Populistische und radikale Parteien sind nicht nur Parteien, sie sind verfassungsrechtliche Bewegungen. Sie ver- sprechen den Wählern das, was die liberale Demokratie nicht kann: ein Gefühl des Sieges, bei dem die Mehrheiten – politische, ethnische, religiöse – tun können, was sie wollen. Der Aufstieg dieser Parteien ist symptomatisch für die Explosion der bedrohten Mehrheit als politische Kraft. Sie halten den Verlust der Kontrolle über ihr Leben für eine Verschwörung der kosmopolitschen Eliten und der stammesorientierten Migranten. Sie glauben, liberale Ideen und Institutionen schwächen die nationale Einheit. Sie halten Kompromisse für Korruption und Eifer für Überzeugung. Ängstliche Mehrheiten empört, dass sie trotz ihres Rechts zu regieren (sie sind immerhin die Mehrheit) nie das letzte Wort haben. Daher machen sie die Gewaltentrennung und andere unbequeme Prinzipien der liberalen Demokratie für ihren Frust verantwortlich – und schließen sich Parteien wie Gesetz und Gerechtigkeit in Polen oder Fidesz in Ungarn an.

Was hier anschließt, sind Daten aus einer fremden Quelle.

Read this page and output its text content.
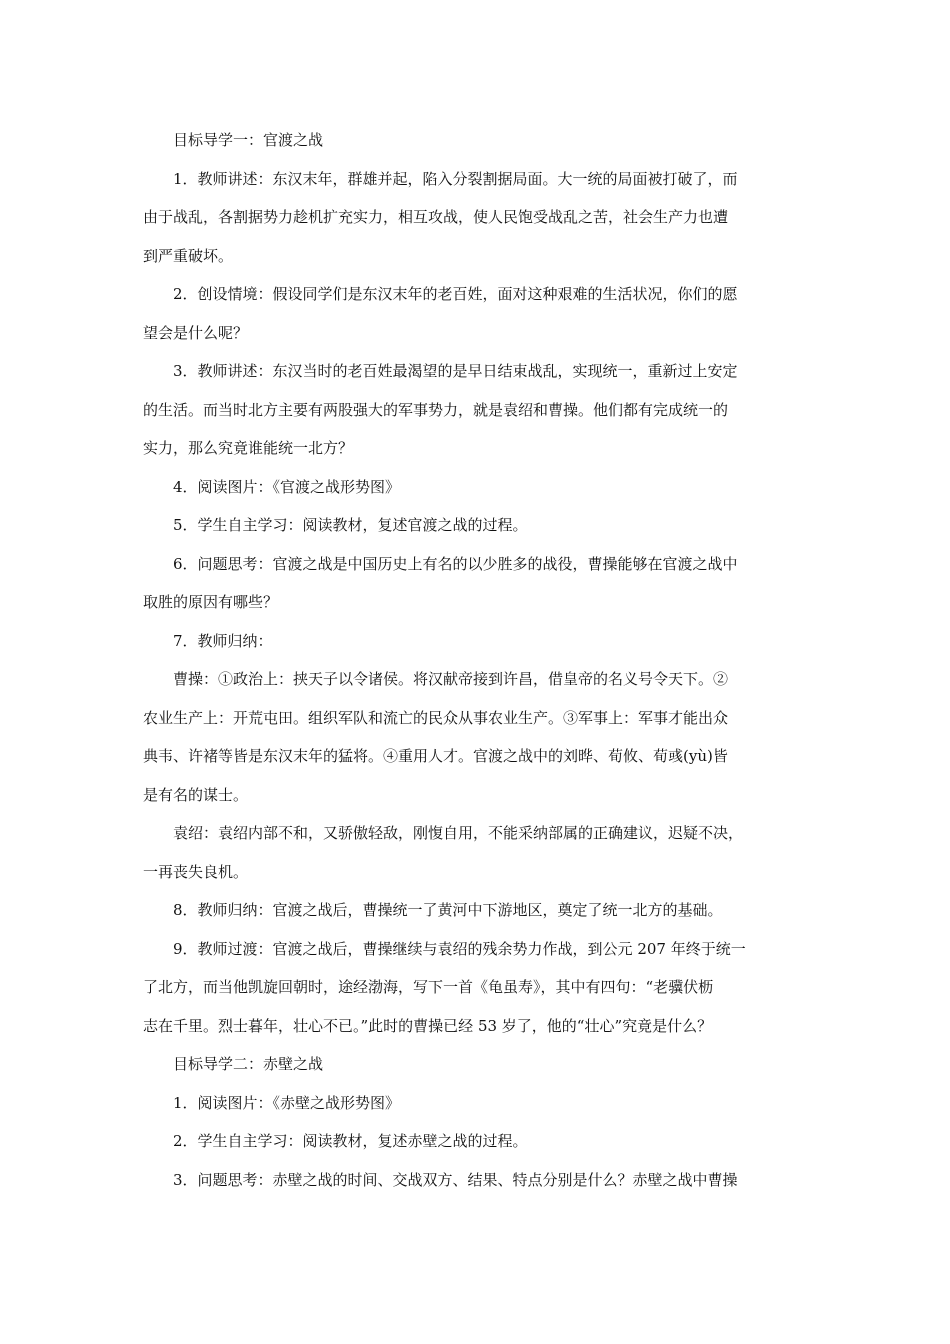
目标导学一：官渡之战
1．教师讲述：东汉末年，群雄并起，陷入分裂割据局面。大一统的局面被打破了，而
由于战乱，各割据势力趁机扩充实力，相互攻战，使人民饱受战乱之苦，社会生产力也遭
到严重破坏。
2．创设情境：假设同学们是东汉末年的老百姓，面对这种艰难的生活状况，你们的愿
望会是什么呢？
3．教师讲述：东汉当时的老百姓最渴望的是早日结束战乱，实现统一，重新过上安定
的生活。而当时北方主要有两股强大的军事势力，就是袁绍和曹操。他们都有完成统一的
实力，那么究竟谁能统一北方？
4．阅读图片：《官渡之战形势图》
5．学生自主学习：阅读教材，复述官渡之战的过程。
6．问题思考：官渡之战是中国历史上有名的以少胜多的战役，曹操能够在官渡之战中
取胜的原因有哪些？
7．教师归纳：
曹操：①政治上：挟天子以令诸侯。将汉献帝接到许昌，借皇帝的名义号令天下。②
农业生产上：开荒屯田。组织军队和流亡的民众从事农业生产。③军事上：军事才能出众
典韦、许褚等皆是东汉末年的猛将。④重用人才。官渡之战中的刘晔、荀攸、荀彧(yù)皆
是有名的谋士。
袁绍：袁绍内部不和，又骄傲轻敌，刚愎自用，不能采纳部属的正确建议，迟疑不决，
一再丧失良机。
8．教师归纳：官渡之战后，曹操统一了黄河中下游地区，奠定了统一北方的基础。
9．教师过渡：官渡之战后，曹操继续与袁绍的残余势力作战，到公元 207 年终于统一
了北方，而当他凯旋回朝时，途经渤海，写下一首《龟虽寿》，其中有四句：“老骥伏枥
志在千里。烈士暮年，壮心不已。”此时的曹操已经 53 岁了，他的“壮心”究竟是什么？
目标导学二：赤壁之战
1．阅读图片：《赤壁之战形势图》
2．学生自主学习：阅读教材，复述赤壁之战的过程。
3．问题思考：赤壁之战的时间、交战双方、结果、特点分别是什么？赤壁之战中曹操
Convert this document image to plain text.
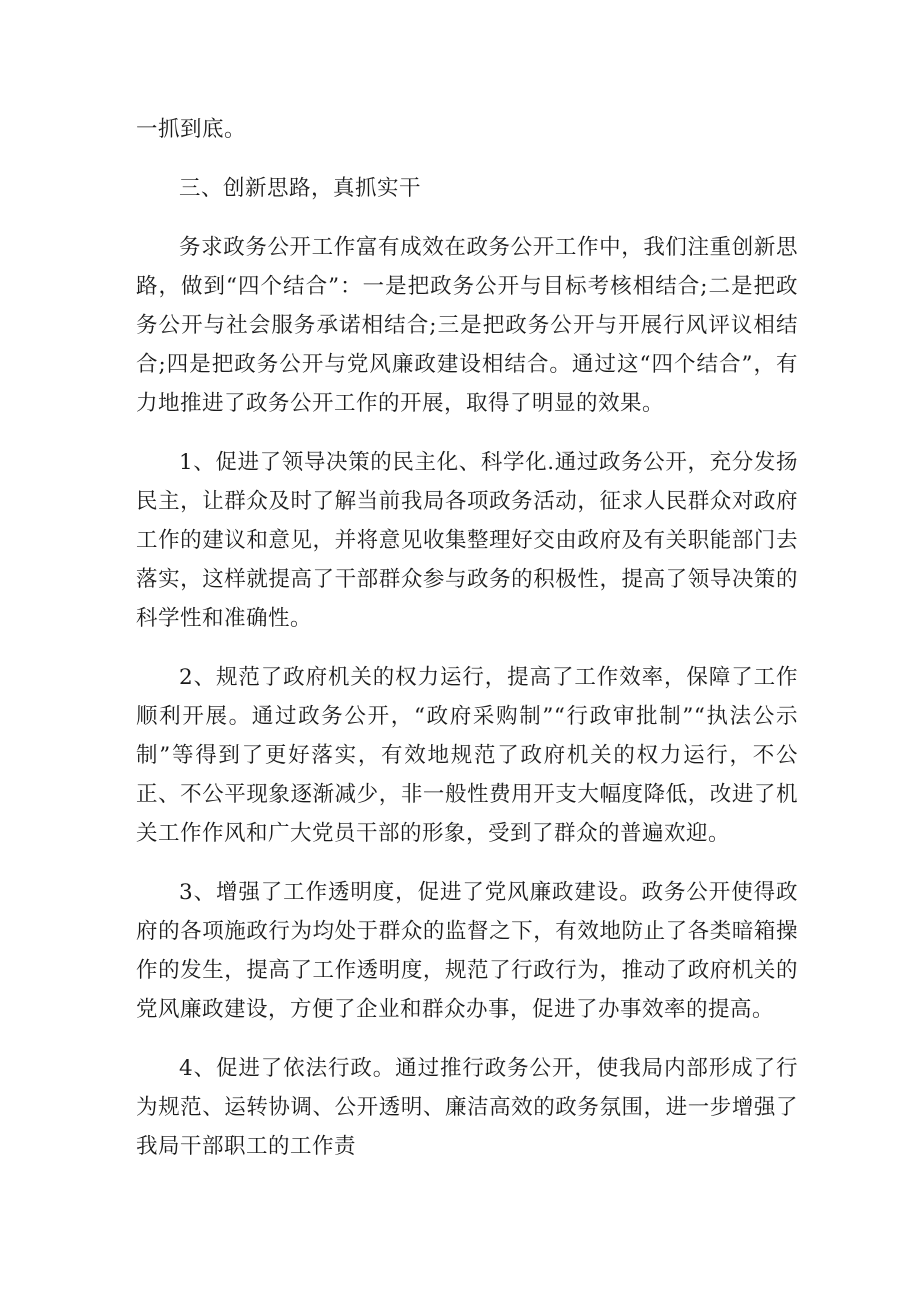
一抓到底。

三、创新思路，真抓实干

务求政务公开工作富有成效在政务公开工作中，我们注重创新思路，做到“四个结合”：一是把政务公开与目标考核相结合;二是把政务公开与社会服务承诺相结合;三是把政务公开与开展行风评议相结合;四是把政务公开与党风廉政建设相结合。通过这“四个结合”，有力地推进了政务公开工作的开展，取得了明显的效果。

1、促进了领导决策的民主化、科学化.通过政务公开，充分发扬民主，让群众及时了解当前我局各项政务活动，征求人民群众对政府工作的建议和意见，并将意见收集整理好交由政府及有关职能部门去落实，这样就提高了干部群众参与政务的积极性，提高了领导决策的科学性和准确性。

2、规范了政府机关的权力运行，提高了工作效率，保障了工作顺利开展。通过政务公开，“政府采购制”“行政审批制”“执法公示制”等得到了更好落实，有效地规范了政府机关的权力运行，不公正、不公平现象逐渐减少，非一般性费用开支大幅度降低，改进了机关工作作风和广大党员干部的形象，受到了群众的普遍欢迎。

3、增强了工作透明度，促进了党风廉政建设。政务公开使得政府的各项施政行为均处于群众的监督之下，有效地防止了各类暗箱操作的发生，提高了工作透明度，规范了行政行为，推动了政府机关的党风廉政建设，方便了企业和群众办事，促进了办事效率的提高。

4、促进了依法行政。通过推行政务公开，使我局内部形成了行为规范、运转协调、公开透明、廉洁高效的政务氛围，进一步增强了我局干部职工的工作责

Die Reaktion auf die Flüchtlingskrise hat gezeigt, dass bedrohte Mehrheiten Angst haben, Verlierer der Globalisierung zu werden. Die Globalisierung mag zum Aufstieg der Mittelklasse außerhalb der entwickelten Welt geführt haben, hat aber das wirtschaftliche und politische Fundament der Mittelklasse im Nachkriegseuropa erodiert. In diesem Sinne repräsentiert der neue Populismus nicht nur die Verlierer von heute, sondern auch die möglichen Verlieren von morgen. Es sind demografische Vorstellungen, die die Weltsicht der bedrohten Mehrheiten formen. Lebensthema Europa. In vielen Aspekten ähnelt die Einstellung der populistischen Regierungen in Osteuropa dem Verhalten der zweiten Generation von Migranten. In der ersten Generation machten Politiker wie Vaclav´ Havel den Beitritt zur Europäischen Union zu ihrem Lebensthema. Sie wollten beweisen, dass Osteuropäer europäischer sein können als Westeuropäer. Die neue Generation der Regierenden erfährt aber den ständigen Druck, europäische Normen umsetzen zu müssen, als Erniedrigung und baut ihre Legitimation darauf, die nationale Identität in Brüssel zu verteidigen.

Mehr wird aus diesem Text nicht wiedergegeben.